A Florida high school student wrote to Diane Ravitch that her school’s computer lab is being used for taking standardized tests for 124 out of 180 days in the school year.

Why all this test madness in schools?
Somewhere along the way, as is human nature, the tests shifted from being a way to measure something important, to the ends in themselves.

Few argue that the millions of hours and millions of dollars devoted to preparing for and taking tests inside and outside of school is really improving our children’s learning. But no one seems to have figured out a way to move beyond the tyranny of the bubble test bubble.

Until now.

The tests we choose will determine the kinds of educational outcomes we have. If we want to shift our purpose, the answer lies in an entirely different approach to testing: one that uses more information, not less. The way forward is suggested in educational theory, which speaks of “summative” and “formative” assessment.

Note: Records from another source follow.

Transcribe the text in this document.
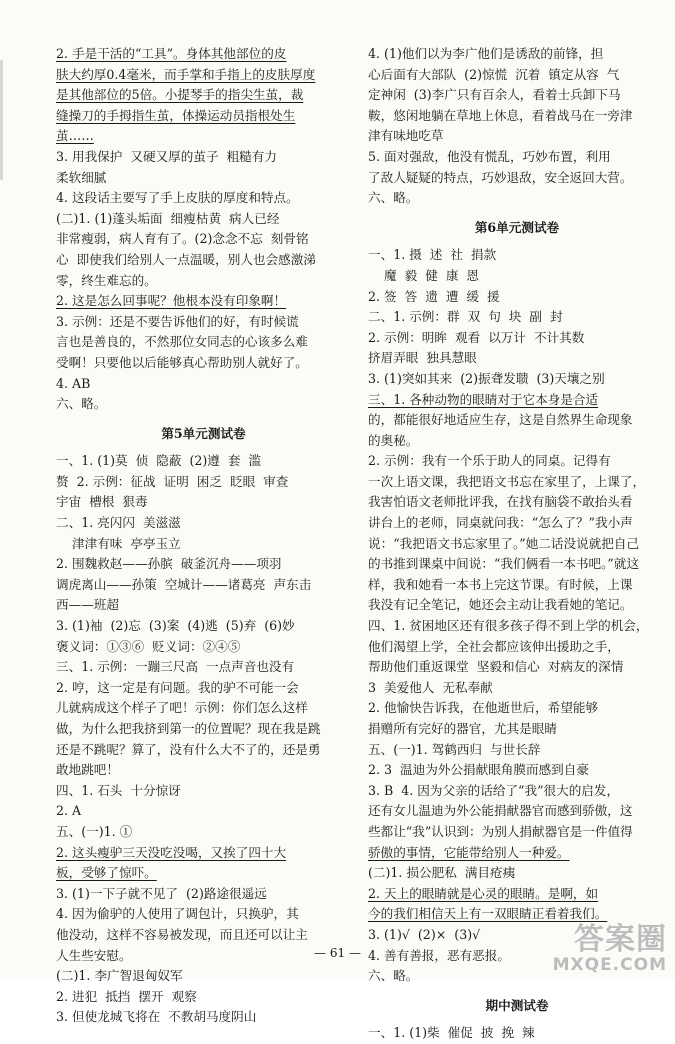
2. 手是干活的“工具”。身体其他部位的皮

肤大约厚0.4毫米，而手掌和手指上的皮肤厚度

是其他部位的5倍。小提琴手的指尖生茧，裁

缝操刀的手拇指生茧，体操运动员指根处生

茧……

3. 用我保护  又硬又厚的茧子  粗糙有力

柔软细腻

4. 这段话主要写了手上皮肤的厚度和特点。

(二)1. (1)蓬头垢面  细瘦枯黄  病人已经

非常瘦弱，病人育有了。(2)念念不忘  刻骨铭

心  即使我们给别人一点温暖，别人也会感激涕

零，终生难忘的。

2. 这是怎么回事呢？他根本没有印象啊！

3. 示例：还是不要告诉他们的好，有时候谎

言也是善良的，不然那位女同志的心该多么难

受啊！只要他以后能够真心帮助别人就好了。

4. AB

六、略。

第5单元测试卷

一、1. (1)莫  侦  隐蔽  (2)遵  套  滥

赘  2. 示例：征战  证明  困乏  眨眼  审查

宇宙  槽根  狠毒

二、1. 亮闪闪  美滋滋

津津有味  亭亭玉立

2. 围魏救赵——孙膑  破釜沉舟——项羽

调虎离山——孙策  空城计——诸葛亮  声东击

西——班超

3. (1)袖  (2)忘  (3)案  (4)逃  (5)弃  (6)妙

褒义词：①③⑥  贬义词：②④⑤

三、1. 示例：一蹦三尺高  一点声音也没有

2. 哼，这一定是有问题。我的驴不可能一会

儿就病成这个样子了吧！示例：你们怎么这样

做，为什么把我挤到第一的位置呢？现在我是跳

还是不跳呢？算了，没有什么大不了的，还是勇

敢地跳吧！

四、1. 石头  十分惊讶

2. A

五、(一)1. ①

2. 这头瘦驴三天没吃没喝，又挨了四十大

板，受够了惊吓。

3. (1)一下子就不见了  (2)路途很遥远

4. 因为偷驴的人使用了调包计，只换驴，其

他没动，这样不容易被发现，而且还可以让主

人生些安慰。

(二)1. 李广智退匈奴军

2. 进犯  抵挡  摆开  观察

3. 但使龙城飞将在  不教胡马度阴山

4. (1)他们以为李广他们是诱敌的前锋，担

心后面有大部队  (2)惊慌  沉着  镇定从容  气

定神闲  (3)李广只有百余人，看着士兵卸下马

鞍，悠闲地躺在草地上休息，看着战马在一旁津

津有味地吃草

5. 面对强敌，他没有慌乱，巧妙布置，利用

了敌人疑疑的特点，巧妙退敌，安全返回大营。

六、略。

第6单元测试卷

一、1. 摄  述  社  捐款

魔  毅  健  康  恩

2. 签  答  遗  遭  缓  援

二、1. 示例：群  双  句  块  副  封

2. 示例：明眸  观看  以万计  不计其数

挤眉弄眼  独具慧眼

3. (1)突如其来  (2)振聋发聩  (3)天壤之别

三、1. 各种动物的眼睛对于它本身是合适

的，都能很好地适应生存，这是自然界生命现象

的奥秘。

2. 示例：我有一个乐于助人的同桌。记得有

一次上语文课，我把语文书忘在家里了，上课了，

我害怕语文老师批评我，在找有脑袋不敢抬头看

讲台上的老师，同桌就问我：“怎么了？”我小声

说：“我把语文书忘家里了。”她二话没说就把自己

的书推到课桌中间说：“我们俩看一本书吧。”就这

样，我和她看一本书上完这节课。有时候，上课

我没有记全笔记，她还会主动让我看她的笔记。

四、1. 贫困地区还有很多孩子得不到上学的机会，

他们渴望上学，全社会都应该伸出援助之手，

帮助他们重返课堂  坚毅和信心  对病友的深情

3  美爱他人  无私奉献

2. 他愉快告诉我，在他逝世后，希望能够

捐赠所有完好的器官，尤其是眼睛

五、(一)1. 驾鹤西归  与世长辞

2. 3  温迪为外公捐献眼角膜而感到自豪

3. B  4. 因为父亲的话给了“我”很大的启发，

还有女儿温迪为外公能捐献器官而感到骄傲，这

些都让“我”认识到：为别人捐献器官是一件值得

骄傲的事情，它能带给别人一种爱。

(二)1. 损公肥私  满目疮痍

2. 天上的眼睛就是心灵的眼睛。是啊，如

今的我们相信天上有一双眼睛正看着我们。

3. (1)√  (2)×  (3)√

4. 善有善报，恶有恶报。

六、略。

期中测试卷

一、1. (1)柴  催促  披  挽  辣

— 61 —	答案圈
MXQE.COM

Summative assessments are the kinds of tests we have far too many of right now. They are the same for every student. They are simply the bar you must clear to determine whether you get to move up or not. They are Procrustean: students who are far smarter and better prepared than the norm aren’t depicted adequately by their scores, and neither are students who are too far behind, are dyslexic, get nervous, have an undiagnosed learning disability, need glasses, arrived in the country four months ago, or didn’t get breakfast this morning. Students learn almost nothing from taking a summative assessment except that they are good enough or not good enough.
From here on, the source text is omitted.